All the other developed countries are willing to give far less. Australia, whose economy is particularly reliant on heavy fossil fuel use, insists that it must be allowed to raise its fossil fuel emissions by 18 per cent. The US advocates stabilising annual emissions between 1990 and 2010. It also insists that big, fast-industrialising developing countries such as India and China will have to make some sort of commitment in Kyoto to restrain their fast rising emissions.

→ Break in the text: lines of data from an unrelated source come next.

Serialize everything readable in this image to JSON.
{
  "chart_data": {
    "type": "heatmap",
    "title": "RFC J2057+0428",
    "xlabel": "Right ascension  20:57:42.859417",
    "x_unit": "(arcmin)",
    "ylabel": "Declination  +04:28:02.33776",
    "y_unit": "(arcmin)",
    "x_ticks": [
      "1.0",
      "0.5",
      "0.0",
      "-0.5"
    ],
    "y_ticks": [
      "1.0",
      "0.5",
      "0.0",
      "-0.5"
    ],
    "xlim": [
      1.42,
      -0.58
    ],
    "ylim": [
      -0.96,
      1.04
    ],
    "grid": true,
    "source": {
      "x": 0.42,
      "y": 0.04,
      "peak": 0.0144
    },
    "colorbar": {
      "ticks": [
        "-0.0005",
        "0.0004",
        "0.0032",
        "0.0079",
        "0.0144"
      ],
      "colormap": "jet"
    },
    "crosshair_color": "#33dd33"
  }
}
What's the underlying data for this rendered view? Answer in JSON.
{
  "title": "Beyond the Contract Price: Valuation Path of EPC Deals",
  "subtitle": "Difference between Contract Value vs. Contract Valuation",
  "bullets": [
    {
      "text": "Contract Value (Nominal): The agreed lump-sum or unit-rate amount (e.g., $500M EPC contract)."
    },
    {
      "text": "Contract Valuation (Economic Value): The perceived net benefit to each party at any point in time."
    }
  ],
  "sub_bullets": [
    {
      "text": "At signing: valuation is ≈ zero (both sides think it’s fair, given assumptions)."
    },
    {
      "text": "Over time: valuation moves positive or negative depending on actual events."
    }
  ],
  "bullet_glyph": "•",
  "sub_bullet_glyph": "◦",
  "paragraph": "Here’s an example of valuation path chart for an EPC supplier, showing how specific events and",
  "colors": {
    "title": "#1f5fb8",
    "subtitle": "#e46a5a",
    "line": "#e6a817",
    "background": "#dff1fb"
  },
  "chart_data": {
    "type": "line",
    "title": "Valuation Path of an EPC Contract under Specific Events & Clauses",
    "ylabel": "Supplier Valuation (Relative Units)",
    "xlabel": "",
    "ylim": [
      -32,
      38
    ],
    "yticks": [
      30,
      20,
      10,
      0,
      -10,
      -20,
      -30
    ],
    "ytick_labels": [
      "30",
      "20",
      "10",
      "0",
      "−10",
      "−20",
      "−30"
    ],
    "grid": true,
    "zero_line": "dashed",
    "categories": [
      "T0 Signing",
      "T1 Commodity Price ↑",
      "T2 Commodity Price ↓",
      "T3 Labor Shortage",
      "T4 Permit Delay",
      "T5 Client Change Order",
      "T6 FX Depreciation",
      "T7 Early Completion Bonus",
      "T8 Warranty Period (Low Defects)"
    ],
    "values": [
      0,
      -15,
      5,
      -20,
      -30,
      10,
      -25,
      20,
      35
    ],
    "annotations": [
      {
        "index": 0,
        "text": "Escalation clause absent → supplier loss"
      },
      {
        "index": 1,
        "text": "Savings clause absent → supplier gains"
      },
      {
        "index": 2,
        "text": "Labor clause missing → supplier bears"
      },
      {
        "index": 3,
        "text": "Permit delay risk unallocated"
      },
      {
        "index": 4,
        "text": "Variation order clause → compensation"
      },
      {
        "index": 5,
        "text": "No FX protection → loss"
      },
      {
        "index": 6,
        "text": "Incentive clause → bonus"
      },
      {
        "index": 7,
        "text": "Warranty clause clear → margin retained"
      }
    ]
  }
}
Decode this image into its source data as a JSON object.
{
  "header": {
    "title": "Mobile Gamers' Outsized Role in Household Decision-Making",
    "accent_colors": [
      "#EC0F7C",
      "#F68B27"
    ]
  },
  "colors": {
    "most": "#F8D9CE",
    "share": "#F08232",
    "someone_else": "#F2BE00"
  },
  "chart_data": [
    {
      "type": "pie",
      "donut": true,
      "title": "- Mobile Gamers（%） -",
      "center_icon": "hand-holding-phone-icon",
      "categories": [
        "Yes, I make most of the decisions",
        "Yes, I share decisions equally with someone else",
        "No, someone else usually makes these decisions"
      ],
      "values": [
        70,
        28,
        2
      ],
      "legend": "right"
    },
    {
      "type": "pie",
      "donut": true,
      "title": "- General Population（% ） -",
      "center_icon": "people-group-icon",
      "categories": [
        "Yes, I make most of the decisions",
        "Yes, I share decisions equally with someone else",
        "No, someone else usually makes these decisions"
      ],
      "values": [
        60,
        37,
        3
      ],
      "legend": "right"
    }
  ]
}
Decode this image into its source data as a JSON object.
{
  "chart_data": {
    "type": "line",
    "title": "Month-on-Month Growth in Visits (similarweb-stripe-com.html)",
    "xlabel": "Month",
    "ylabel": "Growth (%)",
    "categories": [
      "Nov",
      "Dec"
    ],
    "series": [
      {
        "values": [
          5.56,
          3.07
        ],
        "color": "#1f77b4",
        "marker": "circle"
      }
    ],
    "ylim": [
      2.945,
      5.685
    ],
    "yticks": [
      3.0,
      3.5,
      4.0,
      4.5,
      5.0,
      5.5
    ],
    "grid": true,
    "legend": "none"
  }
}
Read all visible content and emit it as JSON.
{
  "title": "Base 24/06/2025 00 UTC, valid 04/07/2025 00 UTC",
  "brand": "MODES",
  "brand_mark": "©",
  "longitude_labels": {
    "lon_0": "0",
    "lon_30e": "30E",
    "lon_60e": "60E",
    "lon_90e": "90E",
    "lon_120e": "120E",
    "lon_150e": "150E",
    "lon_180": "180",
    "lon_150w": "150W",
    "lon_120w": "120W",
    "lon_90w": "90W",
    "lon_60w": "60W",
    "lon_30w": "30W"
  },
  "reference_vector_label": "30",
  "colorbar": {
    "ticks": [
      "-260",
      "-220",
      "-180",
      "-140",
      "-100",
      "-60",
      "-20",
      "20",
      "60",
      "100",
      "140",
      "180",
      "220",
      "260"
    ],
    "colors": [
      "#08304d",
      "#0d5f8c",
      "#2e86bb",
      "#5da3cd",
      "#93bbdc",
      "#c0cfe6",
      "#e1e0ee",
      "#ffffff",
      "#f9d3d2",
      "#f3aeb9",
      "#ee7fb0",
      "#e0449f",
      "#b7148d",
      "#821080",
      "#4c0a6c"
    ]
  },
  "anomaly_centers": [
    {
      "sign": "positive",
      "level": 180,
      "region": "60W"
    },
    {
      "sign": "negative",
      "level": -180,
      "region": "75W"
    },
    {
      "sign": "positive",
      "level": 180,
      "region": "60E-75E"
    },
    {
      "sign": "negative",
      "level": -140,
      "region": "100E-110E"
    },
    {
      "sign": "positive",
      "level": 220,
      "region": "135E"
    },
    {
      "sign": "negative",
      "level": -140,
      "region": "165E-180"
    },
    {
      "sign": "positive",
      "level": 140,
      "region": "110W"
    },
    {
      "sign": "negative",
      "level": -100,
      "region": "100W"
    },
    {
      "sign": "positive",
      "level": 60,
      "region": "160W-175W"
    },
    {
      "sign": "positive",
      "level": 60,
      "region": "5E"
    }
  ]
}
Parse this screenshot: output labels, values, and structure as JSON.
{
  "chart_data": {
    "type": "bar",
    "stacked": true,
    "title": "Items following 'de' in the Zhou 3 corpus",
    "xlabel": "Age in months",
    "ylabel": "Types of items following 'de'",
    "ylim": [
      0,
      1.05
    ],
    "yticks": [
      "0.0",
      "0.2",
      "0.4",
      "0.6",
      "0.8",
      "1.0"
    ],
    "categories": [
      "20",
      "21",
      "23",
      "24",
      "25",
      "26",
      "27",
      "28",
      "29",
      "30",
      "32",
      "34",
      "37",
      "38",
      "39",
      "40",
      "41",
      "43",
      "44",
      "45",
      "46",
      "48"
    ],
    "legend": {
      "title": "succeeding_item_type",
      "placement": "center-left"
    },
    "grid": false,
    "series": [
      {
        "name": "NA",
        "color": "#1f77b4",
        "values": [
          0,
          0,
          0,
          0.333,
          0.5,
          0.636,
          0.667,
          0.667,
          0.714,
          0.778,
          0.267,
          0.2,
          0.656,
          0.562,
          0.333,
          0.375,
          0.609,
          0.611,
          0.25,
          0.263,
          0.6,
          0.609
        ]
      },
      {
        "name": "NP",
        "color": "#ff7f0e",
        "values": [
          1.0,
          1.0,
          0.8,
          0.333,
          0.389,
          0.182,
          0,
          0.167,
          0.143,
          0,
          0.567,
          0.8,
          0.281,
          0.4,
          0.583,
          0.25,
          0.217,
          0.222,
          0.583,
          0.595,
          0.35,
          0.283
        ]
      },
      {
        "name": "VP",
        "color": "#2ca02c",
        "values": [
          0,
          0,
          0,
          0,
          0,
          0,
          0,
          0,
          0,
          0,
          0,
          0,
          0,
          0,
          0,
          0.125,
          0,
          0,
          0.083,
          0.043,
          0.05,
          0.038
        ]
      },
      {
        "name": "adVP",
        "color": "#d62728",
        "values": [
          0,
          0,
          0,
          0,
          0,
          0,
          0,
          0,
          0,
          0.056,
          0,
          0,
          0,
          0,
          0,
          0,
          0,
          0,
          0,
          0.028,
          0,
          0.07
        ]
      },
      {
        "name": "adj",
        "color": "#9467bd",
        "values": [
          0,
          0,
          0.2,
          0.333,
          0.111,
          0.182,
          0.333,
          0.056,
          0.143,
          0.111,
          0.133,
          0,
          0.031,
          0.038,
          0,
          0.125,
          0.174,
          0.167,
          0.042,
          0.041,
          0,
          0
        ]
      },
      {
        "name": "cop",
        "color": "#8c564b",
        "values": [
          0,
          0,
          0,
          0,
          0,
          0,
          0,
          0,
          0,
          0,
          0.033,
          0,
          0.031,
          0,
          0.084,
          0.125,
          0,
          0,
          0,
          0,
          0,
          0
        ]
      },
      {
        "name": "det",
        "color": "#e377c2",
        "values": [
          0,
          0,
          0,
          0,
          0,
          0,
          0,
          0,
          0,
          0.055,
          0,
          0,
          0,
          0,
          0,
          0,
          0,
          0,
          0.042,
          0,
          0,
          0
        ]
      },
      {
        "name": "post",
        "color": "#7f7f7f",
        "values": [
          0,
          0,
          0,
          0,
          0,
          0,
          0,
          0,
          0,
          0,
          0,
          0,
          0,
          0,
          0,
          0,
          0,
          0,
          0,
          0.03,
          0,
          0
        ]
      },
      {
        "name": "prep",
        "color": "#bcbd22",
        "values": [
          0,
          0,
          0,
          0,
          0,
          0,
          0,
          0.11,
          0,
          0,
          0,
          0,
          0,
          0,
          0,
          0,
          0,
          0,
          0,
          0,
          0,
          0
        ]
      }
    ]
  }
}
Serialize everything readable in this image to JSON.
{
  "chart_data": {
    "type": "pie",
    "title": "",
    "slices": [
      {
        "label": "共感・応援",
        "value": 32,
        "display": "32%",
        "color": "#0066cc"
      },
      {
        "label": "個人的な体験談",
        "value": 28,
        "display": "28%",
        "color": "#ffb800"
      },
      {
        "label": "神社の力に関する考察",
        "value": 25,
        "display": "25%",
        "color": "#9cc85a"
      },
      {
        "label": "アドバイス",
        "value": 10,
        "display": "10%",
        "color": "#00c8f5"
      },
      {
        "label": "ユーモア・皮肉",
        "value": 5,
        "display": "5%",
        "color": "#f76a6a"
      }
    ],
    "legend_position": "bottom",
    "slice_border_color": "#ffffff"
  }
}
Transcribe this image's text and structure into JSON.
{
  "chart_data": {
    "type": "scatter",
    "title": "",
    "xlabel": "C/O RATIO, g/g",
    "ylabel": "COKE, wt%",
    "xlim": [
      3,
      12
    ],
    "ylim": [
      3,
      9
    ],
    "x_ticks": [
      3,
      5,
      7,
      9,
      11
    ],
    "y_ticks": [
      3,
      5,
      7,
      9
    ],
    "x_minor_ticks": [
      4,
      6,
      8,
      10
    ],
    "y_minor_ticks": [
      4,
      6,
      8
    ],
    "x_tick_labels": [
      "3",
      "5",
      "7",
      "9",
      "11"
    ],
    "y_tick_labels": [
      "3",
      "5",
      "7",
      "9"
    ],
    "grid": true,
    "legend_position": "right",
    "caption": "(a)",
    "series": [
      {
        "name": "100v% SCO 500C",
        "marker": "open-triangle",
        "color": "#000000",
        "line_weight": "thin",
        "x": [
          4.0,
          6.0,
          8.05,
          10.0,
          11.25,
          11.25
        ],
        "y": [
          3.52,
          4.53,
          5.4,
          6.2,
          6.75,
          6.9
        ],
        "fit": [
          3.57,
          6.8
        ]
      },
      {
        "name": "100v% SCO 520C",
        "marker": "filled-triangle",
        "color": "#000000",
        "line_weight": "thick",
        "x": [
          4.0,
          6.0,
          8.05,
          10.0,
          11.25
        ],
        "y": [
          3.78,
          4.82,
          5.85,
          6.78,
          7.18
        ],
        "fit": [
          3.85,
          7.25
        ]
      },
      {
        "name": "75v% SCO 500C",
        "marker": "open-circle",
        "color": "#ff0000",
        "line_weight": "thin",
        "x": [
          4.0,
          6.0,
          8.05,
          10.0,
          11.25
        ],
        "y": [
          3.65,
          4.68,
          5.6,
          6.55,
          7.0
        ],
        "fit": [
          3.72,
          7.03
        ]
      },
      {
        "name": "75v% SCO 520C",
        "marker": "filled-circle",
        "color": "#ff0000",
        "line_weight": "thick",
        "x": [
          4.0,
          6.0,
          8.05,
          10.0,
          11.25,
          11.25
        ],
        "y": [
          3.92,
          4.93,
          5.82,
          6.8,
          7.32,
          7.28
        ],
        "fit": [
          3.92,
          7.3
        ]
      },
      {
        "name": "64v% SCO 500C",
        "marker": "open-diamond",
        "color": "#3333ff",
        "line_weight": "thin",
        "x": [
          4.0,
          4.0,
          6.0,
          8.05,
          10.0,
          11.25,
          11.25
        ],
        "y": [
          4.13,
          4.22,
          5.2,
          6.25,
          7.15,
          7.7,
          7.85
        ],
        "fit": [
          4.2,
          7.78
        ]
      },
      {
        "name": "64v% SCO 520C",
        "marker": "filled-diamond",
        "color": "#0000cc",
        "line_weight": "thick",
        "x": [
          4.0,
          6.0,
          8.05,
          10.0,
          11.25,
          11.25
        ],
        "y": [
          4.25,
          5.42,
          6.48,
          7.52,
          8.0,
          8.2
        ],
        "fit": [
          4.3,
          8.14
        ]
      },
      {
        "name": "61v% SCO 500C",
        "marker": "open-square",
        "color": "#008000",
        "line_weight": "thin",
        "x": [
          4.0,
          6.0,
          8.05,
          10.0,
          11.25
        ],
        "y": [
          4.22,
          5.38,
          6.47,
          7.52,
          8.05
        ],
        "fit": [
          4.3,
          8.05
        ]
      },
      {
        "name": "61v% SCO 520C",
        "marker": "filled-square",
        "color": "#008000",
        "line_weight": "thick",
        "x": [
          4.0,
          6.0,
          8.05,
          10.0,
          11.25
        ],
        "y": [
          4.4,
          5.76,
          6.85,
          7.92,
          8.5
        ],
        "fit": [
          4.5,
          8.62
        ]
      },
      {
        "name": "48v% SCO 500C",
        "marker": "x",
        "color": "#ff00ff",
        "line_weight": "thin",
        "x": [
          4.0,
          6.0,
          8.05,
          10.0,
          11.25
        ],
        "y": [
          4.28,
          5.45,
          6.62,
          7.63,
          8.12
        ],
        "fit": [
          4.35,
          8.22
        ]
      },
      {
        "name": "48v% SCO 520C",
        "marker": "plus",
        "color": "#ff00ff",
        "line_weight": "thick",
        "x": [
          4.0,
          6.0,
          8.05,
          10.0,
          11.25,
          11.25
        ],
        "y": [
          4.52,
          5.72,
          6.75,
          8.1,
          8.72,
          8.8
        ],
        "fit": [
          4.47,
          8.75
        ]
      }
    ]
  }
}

And here's another huge problem in these negotiations. The bad guys, us in the West who have caused the great bulk of climate change so far, hold nearly all the cards. It looks as though we will suffer the least as the climate changes, because our wealth and technology put us in a fairly strong position to cope with rising sea levels and changes in temperature and rainfall. Poor, densely populated nations will be far more at risk, yet they have little negotiating strength. As the climate summit opens, the Third World is divided and confused about the issue. If they refuse to discuss controlling their emissions, and there is no agreement and no controls, then they will be the biggest losers. It is extremely unfair.

We have had less than 10 years of international negotiations over climate change, and a century or more of them lies ahead. This climate diplomacy will make the protracted superpower negotiations over nuclear weapons and the endless Gatt world trade talks look quick and easy in comparison. Kyoto is just the beginning of the beginning. The most important thing of all is to make any agreement legally binding and enforceable - if there is no progress on that, the planet really is in trouble.

So the big picture peddled by the press is half right. America looks pretty ugly. But Europe's grand idea of a simple, moral gesture offers no lasting solution.